In a new study published Monday in the journal biomedical engineering from nature, Researchers at the University of California, San Diego have developed a device no bigger than a six-quart battery that detects alcohol, glucose and lactate. As well as letting you know you should take the Uber home from the bar rather than driving, the new wearable also has the potential to help people with diabetes get a more accurate picture of their blood sugar levels.

“It’s like a complete lab on the skin,” Joseph Wang, a biomedical engineer at UC San Diego and co-author of the study, said in a press release. “It is able to continuously measure multiple biomarkers at the same time, allowing users to monitor their health and well-being as they go about their daily activities.”

The disposable microneedle patch detaches from the reusable electronics case.

Nanobioelectronics Laboratory/UC San Diego

Current wearable health sensors for people with diabetes are typically one-trick ponies. They can continuously monitor blood sugar – and do it very well – but nothing else. This information, while clinically useful, does not provide a comprehensive view of the dynamics between blood sugar and high levels of alcohol (which can lower blood sugar) or lactate (which can indicate muscle fatigue). and tissue damage). A device that can take these factors into account can allow a person with diabetes to more accurately manage their health by optimizing physical activity or watching out for too many extra glasses of wine.

“With our wearable, people can see the interaction between their glucose spikes or drops with their diet, exercise, and alcoholic beverage consumption. It could also improve their quality of life,” said Farshad Tehrani, PhD student at UC San Diego and co-first author of the study, in the press release.

The device can be charged on a standard wireless charger.

Nanobioelectronics Laboratory/UC San Diego

Another major drawback of wearable health monitors is their reliance on invasive needle-based sensors. While their coin-sized device has needles, the UC San Diego researchers used disposable micro-needles, which are painless and minimally invasive, measuring about one-fifth the width of a human hair. The needles also contain sensors that sample your body’s interstitial fluid once locked onto the skin. This fluid fills the spaces between cells and is full of biological chemicals like glucose, lactate and alcohol once you have had a drink.

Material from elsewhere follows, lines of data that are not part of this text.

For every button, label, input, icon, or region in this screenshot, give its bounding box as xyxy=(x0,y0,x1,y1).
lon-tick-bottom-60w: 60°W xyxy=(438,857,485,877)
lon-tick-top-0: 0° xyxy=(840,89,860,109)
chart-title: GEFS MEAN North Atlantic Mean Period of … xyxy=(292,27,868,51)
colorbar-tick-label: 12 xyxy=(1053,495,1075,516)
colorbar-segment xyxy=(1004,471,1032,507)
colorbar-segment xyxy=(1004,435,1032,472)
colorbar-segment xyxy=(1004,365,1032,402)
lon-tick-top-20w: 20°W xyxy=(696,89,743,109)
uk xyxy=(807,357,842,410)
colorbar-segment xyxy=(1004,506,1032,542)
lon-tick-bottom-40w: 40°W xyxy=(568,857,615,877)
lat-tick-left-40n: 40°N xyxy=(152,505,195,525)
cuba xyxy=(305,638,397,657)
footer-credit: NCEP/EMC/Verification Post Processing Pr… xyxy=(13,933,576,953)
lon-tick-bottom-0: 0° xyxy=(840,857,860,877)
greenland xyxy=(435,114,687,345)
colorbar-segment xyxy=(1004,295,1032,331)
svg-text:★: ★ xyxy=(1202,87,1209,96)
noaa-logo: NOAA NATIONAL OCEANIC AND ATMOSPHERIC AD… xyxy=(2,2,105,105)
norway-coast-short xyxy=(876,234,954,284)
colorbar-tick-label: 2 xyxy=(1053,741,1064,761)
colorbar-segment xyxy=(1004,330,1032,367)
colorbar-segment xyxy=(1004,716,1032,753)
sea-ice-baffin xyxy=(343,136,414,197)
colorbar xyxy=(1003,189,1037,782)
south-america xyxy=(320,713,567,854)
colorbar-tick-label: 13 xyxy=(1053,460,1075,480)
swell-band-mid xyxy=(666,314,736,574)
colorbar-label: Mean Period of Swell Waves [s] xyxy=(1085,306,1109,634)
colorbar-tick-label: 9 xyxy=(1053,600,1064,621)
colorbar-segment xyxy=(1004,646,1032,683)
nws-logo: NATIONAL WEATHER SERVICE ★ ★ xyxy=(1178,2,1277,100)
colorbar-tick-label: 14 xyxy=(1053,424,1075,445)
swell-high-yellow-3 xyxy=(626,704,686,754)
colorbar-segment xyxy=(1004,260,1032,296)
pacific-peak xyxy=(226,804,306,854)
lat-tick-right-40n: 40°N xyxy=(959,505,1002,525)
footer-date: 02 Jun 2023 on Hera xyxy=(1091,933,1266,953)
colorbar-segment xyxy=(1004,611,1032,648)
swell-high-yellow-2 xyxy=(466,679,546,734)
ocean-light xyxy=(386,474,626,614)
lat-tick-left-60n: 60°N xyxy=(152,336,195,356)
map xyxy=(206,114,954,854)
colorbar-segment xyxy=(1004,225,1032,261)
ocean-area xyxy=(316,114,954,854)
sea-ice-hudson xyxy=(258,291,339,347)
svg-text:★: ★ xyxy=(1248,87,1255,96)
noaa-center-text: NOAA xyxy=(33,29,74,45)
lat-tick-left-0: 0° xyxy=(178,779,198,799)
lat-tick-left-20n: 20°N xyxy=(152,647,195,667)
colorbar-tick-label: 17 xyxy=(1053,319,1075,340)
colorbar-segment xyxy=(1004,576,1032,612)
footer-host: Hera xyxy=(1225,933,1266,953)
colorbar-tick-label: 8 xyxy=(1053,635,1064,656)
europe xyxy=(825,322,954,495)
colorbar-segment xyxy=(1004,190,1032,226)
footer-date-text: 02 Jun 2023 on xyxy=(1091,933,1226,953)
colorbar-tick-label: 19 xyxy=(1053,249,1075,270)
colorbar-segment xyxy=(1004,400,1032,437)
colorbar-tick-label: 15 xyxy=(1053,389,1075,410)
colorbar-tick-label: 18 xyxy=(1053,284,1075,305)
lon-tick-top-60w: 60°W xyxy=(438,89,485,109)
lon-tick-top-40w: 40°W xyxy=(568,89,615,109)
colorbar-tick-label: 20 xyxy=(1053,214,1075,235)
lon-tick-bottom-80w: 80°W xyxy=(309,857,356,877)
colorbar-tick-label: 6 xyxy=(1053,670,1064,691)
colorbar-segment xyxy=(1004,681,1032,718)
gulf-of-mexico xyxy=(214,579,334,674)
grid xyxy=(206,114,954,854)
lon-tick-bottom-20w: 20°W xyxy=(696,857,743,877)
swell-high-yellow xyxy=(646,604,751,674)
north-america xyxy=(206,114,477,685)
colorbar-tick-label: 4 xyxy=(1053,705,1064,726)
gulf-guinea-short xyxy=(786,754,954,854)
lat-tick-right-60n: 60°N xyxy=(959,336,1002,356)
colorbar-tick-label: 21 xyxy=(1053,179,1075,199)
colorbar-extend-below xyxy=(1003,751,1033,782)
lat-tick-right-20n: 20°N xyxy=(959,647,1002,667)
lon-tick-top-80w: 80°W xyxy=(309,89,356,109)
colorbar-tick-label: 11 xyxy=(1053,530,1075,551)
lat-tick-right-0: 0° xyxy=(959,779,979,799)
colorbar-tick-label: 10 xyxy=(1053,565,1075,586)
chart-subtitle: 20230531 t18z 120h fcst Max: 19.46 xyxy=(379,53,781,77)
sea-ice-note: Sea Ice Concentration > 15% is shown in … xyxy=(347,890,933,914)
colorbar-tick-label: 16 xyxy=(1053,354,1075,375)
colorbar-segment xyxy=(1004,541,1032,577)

The magic happens when different enzymes inside the microneedles react with these chemicals, generating electrical signals. These signals are then analyzed by additional sensors inside the device before being sent wirelessly to a smartphone app developed by the researchers. When the new wearable was tested by five volunteers as they went about their day eating, drinking and exercising, the data on chemicals collected was comparable to that collected by conventional measurement methods, such as a commercial glucometer or breathalyzer.

“The beauty of this is that it’s a fully integrated system that someone can wear without being tethered to benchtop equipment,” Patrick Mercier, electrical engineer at UC San Diego and co-author of the study, in the press release.

If you’re looking for this one-of-a-kind health tracker, you might have to wait a while to find a commercially viable product. The device, while rechargeable, can currently only run for a few hours at a time. The UC San Diego team also plans to conduct more extensive clinical trials that could test the wearable’s potential for measuring other health-specific chemicals, such as antibiotic levels when treating bacterial infections.

But once fully fleshed out, the researchers see their health tracker as showing promise for a range of people beyond people with diabetes — from athletes looking to improve their physical performance, to doctors monitoring their patients after organ transplants. , and ordinary people at home who like to track their health stats. It’s like a Fitbit on steroids.